Similarly inspiring and tragic but in entirely different ways is Danny Gatton. Proving perhaps more than anybody that, in the right hands, a simple Telecaster really can do anything, Gatton developed a reputation as a ‘player’s player’. Known somewhat excellently within guitar circles as The Humbler (step onto a stage with him at your peril etc), Gatton was loved and revered by a relatively small number of people in the late 80s. However, this is what one of those people had to say about Gatton:

“Danny Gatton comes closer than anyone else to being the best guitar player who ever lived”.

That was Steve Vai who said that, and he should know, frankly. Gatton used a variety of Teles but his blonde 1953 model seems to be the one he loved the most. Sadly, his growing reputation and respect fell of deaf ears, primarily his own. Fighting with depression for his entire adult life, Gatton ended his life in 1994, aged 49. What he left behind still resonates fiercely with those who seek his music out.

 

 

Roy Buchanan

Another fan of the 1953 Blonde Telecaster was Leroy ‘Roy’ Buchanan.
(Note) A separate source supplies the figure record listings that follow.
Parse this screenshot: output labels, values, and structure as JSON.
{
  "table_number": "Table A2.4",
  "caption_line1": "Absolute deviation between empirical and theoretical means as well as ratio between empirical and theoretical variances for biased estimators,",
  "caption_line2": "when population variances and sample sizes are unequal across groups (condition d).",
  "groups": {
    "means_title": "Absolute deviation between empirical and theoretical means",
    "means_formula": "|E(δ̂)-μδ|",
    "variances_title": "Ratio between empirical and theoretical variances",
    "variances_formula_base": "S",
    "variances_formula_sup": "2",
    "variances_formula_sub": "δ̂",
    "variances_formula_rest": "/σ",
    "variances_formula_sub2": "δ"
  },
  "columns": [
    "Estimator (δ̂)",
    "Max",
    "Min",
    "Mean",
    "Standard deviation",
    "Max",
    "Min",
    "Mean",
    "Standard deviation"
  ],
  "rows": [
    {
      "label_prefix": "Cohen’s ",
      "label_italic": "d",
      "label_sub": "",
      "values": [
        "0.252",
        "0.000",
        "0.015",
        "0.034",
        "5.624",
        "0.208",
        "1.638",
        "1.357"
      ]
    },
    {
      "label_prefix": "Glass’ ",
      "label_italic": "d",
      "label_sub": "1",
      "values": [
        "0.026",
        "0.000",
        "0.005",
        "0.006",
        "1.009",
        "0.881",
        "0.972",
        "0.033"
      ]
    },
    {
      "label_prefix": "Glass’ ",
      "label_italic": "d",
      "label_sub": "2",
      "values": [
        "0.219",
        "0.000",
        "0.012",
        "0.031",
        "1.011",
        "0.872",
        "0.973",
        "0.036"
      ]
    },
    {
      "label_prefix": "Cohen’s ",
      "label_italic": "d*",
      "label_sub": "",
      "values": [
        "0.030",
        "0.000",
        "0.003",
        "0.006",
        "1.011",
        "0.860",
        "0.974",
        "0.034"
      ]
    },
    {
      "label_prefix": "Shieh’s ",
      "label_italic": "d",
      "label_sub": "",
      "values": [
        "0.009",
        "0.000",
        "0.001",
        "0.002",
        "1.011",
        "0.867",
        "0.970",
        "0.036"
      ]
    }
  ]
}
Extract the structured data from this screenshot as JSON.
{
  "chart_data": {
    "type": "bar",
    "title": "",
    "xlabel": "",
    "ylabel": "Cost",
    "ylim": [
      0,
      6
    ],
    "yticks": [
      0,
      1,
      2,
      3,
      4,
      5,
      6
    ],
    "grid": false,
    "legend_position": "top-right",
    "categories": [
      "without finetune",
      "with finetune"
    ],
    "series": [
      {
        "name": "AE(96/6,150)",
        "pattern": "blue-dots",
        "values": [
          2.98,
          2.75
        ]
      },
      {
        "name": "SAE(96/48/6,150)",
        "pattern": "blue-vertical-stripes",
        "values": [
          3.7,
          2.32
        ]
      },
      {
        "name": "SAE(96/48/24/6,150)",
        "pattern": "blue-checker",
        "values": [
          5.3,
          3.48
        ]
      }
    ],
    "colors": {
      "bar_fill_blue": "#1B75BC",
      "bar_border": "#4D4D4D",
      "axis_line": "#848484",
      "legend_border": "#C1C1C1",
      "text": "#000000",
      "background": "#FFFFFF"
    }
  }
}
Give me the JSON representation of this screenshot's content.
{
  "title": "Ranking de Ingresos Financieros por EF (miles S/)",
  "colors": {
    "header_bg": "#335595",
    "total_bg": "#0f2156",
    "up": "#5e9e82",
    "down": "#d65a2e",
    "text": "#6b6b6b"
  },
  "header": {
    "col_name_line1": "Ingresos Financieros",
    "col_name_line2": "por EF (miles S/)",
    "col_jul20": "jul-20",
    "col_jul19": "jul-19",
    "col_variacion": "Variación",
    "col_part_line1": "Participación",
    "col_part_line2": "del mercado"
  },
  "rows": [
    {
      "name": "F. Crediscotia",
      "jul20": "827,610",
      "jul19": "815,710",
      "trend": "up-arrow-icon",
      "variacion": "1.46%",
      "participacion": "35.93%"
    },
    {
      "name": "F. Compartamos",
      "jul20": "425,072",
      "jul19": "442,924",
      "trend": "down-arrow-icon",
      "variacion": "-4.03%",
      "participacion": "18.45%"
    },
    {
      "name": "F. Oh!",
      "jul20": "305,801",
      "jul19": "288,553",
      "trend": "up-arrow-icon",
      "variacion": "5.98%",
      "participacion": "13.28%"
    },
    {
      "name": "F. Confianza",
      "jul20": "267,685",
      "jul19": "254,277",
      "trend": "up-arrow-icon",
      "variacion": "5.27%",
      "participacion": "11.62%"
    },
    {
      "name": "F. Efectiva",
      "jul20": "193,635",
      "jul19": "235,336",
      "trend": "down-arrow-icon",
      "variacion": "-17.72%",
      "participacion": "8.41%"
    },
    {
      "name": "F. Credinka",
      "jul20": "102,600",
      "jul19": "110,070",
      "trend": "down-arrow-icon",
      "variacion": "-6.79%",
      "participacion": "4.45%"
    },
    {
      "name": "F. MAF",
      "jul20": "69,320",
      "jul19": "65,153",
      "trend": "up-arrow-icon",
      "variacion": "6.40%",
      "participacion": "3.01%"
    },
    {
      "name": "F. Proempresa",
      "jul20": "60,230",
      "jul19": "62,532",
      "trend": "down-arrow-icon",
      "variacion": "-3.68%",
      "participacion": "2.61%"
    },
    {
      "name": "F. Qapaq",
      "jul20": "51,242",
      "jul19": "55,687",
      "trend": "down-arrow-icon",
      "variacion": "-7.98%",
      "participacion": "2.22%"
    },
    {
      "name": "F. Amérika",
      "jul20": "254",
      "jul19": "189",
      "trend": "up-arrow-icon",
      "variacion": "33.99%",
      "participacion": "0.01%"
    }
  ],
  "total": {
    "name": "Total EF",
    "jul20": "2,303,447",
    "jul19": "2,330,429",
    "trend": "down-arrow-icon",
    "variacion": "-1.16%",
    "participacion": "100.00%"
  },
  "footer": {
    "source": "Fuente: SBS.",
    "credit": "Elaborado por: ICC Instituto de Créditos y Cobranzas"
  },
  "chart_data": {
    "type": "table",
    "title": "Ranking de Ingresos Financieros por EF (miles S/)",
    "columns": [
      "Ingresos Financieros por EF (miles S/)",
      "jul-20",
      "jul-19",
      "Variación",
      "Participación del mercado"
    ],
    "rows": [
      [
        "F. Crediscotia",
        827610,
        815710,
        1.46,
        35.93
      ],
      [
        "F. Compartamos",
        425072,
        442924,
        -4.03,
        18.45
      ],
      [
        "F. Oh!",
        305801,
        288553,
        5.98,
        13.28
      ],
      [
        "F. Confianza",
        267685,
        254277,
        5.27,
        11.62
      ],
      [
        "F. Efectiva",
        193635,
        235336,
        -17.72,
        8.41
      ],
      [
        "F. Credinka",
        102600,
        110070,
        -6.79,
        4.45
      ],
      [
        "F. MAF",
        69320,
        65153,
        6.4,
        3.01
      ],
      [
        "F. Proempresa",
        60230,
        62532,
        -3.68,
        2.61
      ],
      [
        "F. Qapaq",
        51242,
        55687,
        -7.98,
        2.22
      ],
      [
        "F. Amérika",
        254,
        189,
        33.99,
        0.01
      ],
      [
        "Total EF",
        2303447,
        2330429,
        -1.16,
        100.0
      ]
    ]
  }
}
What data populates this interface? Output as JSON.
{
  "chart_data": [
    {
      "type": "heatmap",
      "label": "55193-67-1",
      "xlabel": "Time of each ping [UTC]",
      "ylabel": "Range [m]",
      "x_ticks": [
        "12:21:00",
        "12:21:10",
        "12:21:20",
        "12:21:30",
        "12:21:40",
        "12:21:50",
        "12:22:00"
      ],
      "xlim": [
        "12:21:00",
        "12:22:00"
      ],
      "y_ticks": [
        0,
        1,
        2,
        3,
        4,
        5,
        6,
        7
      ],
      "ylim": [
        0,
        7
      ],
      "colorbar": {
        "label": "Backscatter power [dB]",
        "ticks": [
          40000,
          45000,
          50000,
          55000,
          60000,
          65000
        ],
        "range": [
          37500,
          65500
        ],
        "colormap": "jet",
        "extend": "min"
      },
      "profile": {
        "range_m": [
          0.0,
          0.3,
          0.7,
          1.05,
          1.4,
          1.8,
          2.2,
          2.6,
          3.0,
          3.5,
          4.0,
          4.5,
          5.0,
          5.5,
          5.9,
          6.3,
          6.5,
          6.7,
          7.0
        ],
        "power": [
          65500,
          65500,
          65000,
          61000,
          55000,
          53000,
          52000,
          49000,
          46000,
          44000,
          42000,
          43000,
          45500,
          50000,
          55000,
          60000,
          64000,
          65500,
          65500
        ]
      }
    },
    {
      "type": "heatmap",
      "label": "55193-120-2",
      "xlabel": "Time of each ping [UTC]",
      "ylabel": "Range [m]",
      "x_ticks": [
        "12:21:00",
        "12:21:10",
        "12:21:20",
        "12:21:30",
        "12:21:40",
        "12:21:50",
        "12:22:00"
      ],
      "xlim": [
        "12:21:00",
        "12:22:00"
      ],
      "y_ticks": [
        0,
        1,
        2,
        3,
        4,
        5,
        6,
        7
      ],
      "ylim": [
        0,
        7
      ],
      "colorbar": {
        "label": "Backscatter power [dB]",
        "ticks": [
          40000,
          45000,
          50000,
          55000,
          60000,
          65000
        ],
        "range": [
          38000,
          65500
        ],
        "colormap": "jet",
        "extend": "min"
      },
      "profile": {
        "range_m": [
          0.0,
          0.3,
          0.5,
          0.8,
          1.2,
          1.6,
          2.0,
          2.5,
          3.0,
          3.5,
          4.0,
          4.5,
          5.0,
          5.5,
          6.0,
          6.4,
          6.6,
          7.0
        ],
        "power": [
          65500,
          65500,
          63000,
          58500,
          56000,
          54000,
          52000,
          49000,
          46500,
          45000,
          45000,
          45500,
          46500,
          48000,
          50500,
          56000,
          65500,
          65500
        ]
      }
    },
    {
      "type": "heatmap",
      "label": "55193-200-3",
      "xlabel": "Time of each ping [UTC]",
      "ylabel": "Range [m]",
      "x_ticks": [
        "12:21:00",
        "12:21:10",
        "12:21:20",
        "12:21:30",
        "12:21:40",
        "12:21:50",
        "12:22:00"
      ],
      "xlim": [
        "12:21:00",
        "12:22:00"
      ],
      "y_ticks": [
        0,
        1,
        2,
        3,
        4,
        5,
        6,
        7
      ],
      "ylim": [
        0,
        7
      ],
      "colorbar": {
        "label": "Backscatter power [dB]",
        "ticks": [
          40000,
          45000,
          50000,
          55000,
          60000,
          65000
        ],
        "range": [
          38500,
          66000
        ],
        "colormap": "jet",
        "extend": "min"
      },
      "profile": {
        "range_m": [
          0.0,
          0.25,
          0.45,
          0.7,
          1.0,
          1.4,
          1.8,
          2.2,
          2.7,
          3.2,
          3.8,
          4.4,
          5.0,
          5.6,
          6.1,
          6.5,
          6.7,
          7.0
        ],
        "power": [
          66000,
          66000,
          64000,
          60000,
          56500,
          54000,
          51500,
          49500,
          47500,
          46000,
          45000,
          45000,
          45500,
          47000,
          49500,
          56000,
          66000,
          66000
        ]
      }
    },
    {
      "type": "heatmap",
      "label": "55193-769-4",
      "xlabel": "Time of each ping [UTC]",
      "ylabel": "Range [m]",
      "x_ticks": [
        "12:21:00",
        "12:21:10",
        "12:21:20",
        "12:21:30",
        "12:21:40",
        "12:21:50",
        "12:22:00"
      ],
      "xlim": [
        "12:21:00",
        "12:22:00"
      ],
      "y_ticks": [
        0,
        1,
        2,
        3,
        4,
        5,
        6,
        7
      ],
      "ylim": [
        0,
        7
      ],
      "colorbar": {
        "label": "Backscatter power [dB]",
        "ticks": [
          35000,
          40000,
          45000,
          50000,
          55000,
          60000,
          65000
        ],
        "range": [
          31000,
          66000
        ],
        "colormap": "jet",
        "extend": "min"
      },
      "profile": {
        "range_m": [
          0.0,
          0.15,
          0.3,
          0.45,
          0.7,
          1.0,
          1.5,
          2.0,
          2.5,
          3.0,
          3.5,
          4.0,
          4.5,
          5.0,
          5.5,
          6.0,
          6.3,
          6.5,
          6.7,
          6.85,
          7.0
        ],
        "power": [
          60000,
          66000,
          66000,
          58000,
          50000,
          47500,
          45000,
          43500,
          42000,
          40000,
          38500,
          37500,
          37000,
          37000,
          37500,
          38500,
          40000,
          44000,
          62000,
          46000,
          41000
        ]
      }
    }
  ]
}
His beautiful, lyrical style influenced a generation of lead guitarists to play with more melody and feel. His stunning sound came from his Telecaster into a Fender Vibrolux amp, with everything turned right up. Buchanan would then control proceedings with his guitar’s volume and tone controls.

He taught a young Joe Bonamassa. He referred to pinched harmonics (he was brilliant at them) as ‘overtones’ and he called his main ’53 Tele ‘Nancy’. File Roy Buchanan under ‘Good Guy’.

 

 

Frank Black

It’s not all about lovely lead playing here: as we know, the Butterscotch Blonde Telecaster is one of the meanest rhythm machines in the business, and nobody proves this better than the Pixies’ main man Frank Black/Black Francis/Charles Thompson. Whatever you want to call him, he is one of the most influential musicians of the last 40 years. Blending Dust-Bowl Americana with Ufology and Surrealism, Frank Black’s writing is as panoramic as it is idiosyncratic.

With Joey Santiago providing some resolutely unorthodox lead guitar on a variety of Gibsons, Black is free to provide contrast, context and propulsion with his glorious vintage Tele tone and tight sense of rhythm. As humble and workmanlike in his approach as he is, he is no less significant than the rest on our list today.

 

 

Honourable Mentions

There are undoubtedly more Blonde Tele players out there than our brief list can support, so honourable mentions go out to the following:

  • Jeff Beck
  • Bill Frissell
  • Graham Coxon
  • Steve Cropper
  • Mike Stern

Can you think of more? Let us know! Famous Telecaster obsessive John 5 probably has about 8 of them, but he’s hardly seen playing a Blonde model, so he is relegated!

As we have seen, the Telecaster knows no genre or style limits, and shows no signs of waning in popularity. Whilst many colours and variations are now available, nothing quite tops the original blonde badass itself, the Butterscotch Telecaster.